In current platforms topology works like this:

_Northbridge IGP without Sideport (Shared RAM): CPU uploads graphics data to the shared RAM at one hop using the IMC, and also commands the GPU one hop away using HyperTransport. The IGP has to travel two hops, using HyperTransport then the CPU IMC to retrieve the data.
_Northbridge IGP with Sideport (Exclusive): CPU uploads data to the exclusive IGP VRAM that is two hops away, using HyperTranport to the Northbridge then the mini IMC that it should have to manage the Sideport. It still commands the GPU one hop away, and the GPU got its VRAM one hop away, too.
_Northbridge IGP with Sideport AND shared RAM: You're using as VRAM both the Sideport and some shared RAM, this means that you should have an extra overhead. The topology should be depending on where the CPU is uploading to what part of the VRAM and where the GPU is retrieving it, but basically is the last two simultaneously.
_PCIe Video Card: GPU is two hops away from the CPU (HyperTransport to Northbridge, then PCIe Bus to Video Card), and the VRAM is at three (Using the GPU IMC). Nuff' said.

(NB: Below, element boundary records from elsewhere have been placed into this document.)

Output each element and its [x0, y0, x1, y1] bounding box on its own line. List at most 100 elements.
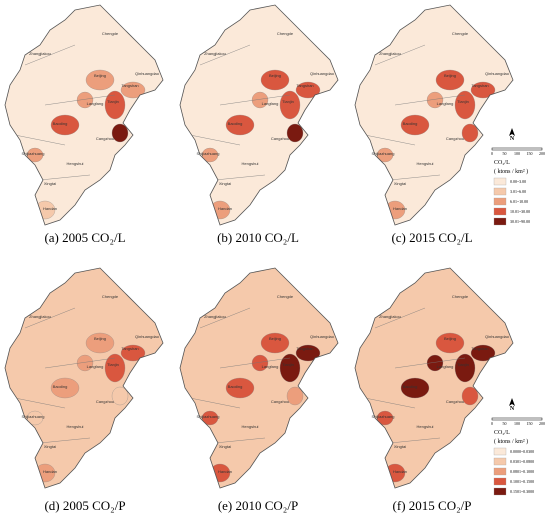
- boundary: [374, 44, 426, 66]
- panel-caption: (a) 2005 CO₂/L: [44, 230, 125, 245]
- region-outline: [4, 267, 164, 489]
- region-fill: [180, 268, 338, 488]
- district: [426, 354, 444, 372]
- legend-swatch: [493, 477, 507, 486]
- district: [251, 91, 269, 109]
- city-label: Baoding: [53, 384, 68, 389]
- district: [201, 147, 219, 163]
- district: [454, 90, 476, 120]
- city-label: Shijiazhuang: [197, 151, 220, 156]
- city-label: Langfang: [262, 101, 279, 106]
- district: [461, 386, 479, 406]
- legend-unit: ( ktons / km² ): [494, 438, 528, 445]
- city-label: Langfang: [437, 101, 454, 106]
- district: [461, 123, 479, 143]
- city-label: Hengshui: [242, 161, 259, 166]
- city-label: Xingtai: [219, 181, 231, 186]
- legend-swatch: [493, 467, 507, 476]
- region-outline: [179, 267, 339, 489]
- region-fill: [355, 268, 513, 488]
- legend-swatch: [493, 177, 507, 186]
- boundary: [44, 357, 116, 369]
- north-arrow: N: [510, 406, 515, 412]
- district: [260, 69, 290, 91]
- district: [470, 81, 496, 99]
- district: [225, 377, 255, 399]
- boundary: [189, 134, 241, 146]
- city-label: Chengde: [102, 31, 119, 36]
- city-label: Shijiazhuang: [22, 151, 45, 156]
- city-label: Beijing: [94, 336, 106, 341]
- district: [85, 69, 115, 91]
- map-panel: Chengde Zhangjiakou Beijing Tianjin Tangshan…: [354, 267, 514, 489]
- district: [426, 91, 444, 109]
- city-label: Tianjin: [107, 362, 119, 367]
- legend-swatch: [493, 217, 507, 226]
- boundary: [189, 397, 241, 409]
- city-label: Tianjin: [457, 362, 469, 367]
- scale-bar: [491, 417, 543, 421]
- district: [201, 410, 219, 426]
- legend-swatch: [493, 487, 507, 496]
- boundary: [364, 397, 416, 409]
- city-label: Tangshan: [471, 346, 488, 351]
- district: [435, 332, 465, 354]
- scale-label: 200: [539, 151, 545, 156]
- scale-label: 150: [527, 421, 533, 426]
- legend-swatch: [493, 187, 507, 196]
- city-label: Baoding: [403, 121, 418, 126]
- city-label: Handan: [393, 469, 407, 474]
- city-label: Zhangjiakou: [379, 314, 401, 319]
- legend-label: 0.00~3.00: [510, 179, 526, 184]
- boundary: [14, 134, 66, 146]
- district: [26, 410, 44, 426]
- city-label: Tangshan: [471, 83, 488, 88]
- region-fill: [5, 268, 163, 488]
- city-label: Tianjin: [457, 99, 469, 104]
- region-outline: [354, 267, 514, 489]
- city-label: Qinhuangdao: [485, 71, 510, 76]
- region-fill: [355, 5, 513, 225]
- boundary: [394, 94, 466, 106]
- district: [111, 123, 129, 143]
- north-arrow-icon: [509, 128, 515, 136]
- legend-swatch: [493, 457, 507, 466]
- district: [286, 123, 304, 143]
- district: [76, 91, 94, 109]
- city-label: Shijiazhuang: [372, 151, 395, 156]
- scale-label: 0: [491, 421, 493, 426]
- legend-label: 30.01~90.00: [510, 219, 530, 224]
- map-panel: Chengde Zhangjiakou Beijing Tianjin Tangshan…: [4, 267, 164, 489]
- map-panel: Chengde Zhangjiakou Beijing Tianjin Tangshan…: [179, 267, 339, 489]
- city-label: Zhangjiakou: [29, 51, 51, 56]
- city-label: Tangshan: [121, 83, 138, 88]
- city-label: Beijing: [444, 73, 456, 78]
- scale-bar: [491, 147, 543, 151]
- boundary: [374, 307, 426, 329]
- district: [286, 386, 304, 406]
- city-label: Cangzhou: [96, 399, 114, 404]
- city-label: Qinhuangdao: [135, 334, 160, 339]
- panel-caption: (e) 2010 CO₂/P: [218, 498, 298, 513]
- boundary: [39, 174, 91, 181]
- boundary: [214, 174, 266, 181]
- district: [435, 69, 465, 91]
- city-label: Chengde: [452, 31, 469, 36]
- boundary: [14, 397, 66, 409]
- panel-caption: (f) 2015 CO₂/P: [393, 498, 472, 513]
- panel-caption: (b) 2010 CO₂/L: [217, 230, 299, 245]
- panel-caption: (c) 2015 CO₂/L: [391, 230, 472, 245]
- city-label: Xingtai: [44, 181, 56, 186]
- district: [26, 147, 44, 163]
- city-label: Qinhuangdao: [135, 71, 160, 76]
- city-label: Qinhuangdao: [310, 71, 335, 76]
- district: [400, 377, 430, 399]
- city-label: Handan: [218, 206, 232, 211]
- city-label: Cangzhou: [446, 399, 464, 404]
- district: [376, 147, 394, 163]
- city-label: Langfang: [87, 364, 104, 369]
- city-label: Handan: [218, 469, 232, 474]
- district: [50, 114, 80, 136]
- city-label: Tangshan: [296, 346, 313, 351]
- district: [251, 354, 269, 372]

_PCIe Video Card with TurboCache/HyperMemory: Similar to the Northbridge IGP with Sideport AND shared RAM, as the GPU also got some VRAM of its own, just that the GPU is two hops away (HyperTransport, PCIe Bus), its exclusive VRAM at three (Add GPU IMC to the previous path), the shared one at one hop (Using the GPU IMC) from the CPU, but three from the GPU (PCIe, Hyper Transport, Processor IMC). But the concept is the same.
_Fusion: CPU commands GPU internally, lowest possible latency at 0 hops. You are using shared RAM at just one hop with the IMC, so whatever either the CPU or GPU wants to access must have to do it though the same bus. Possibily, the most important improvement would be that data to process is directly uploaded from the CPU to GPU in real time instead of it just saying it where in the RAM it has placed it at, in what case it would have to retrieve it from the VRAM.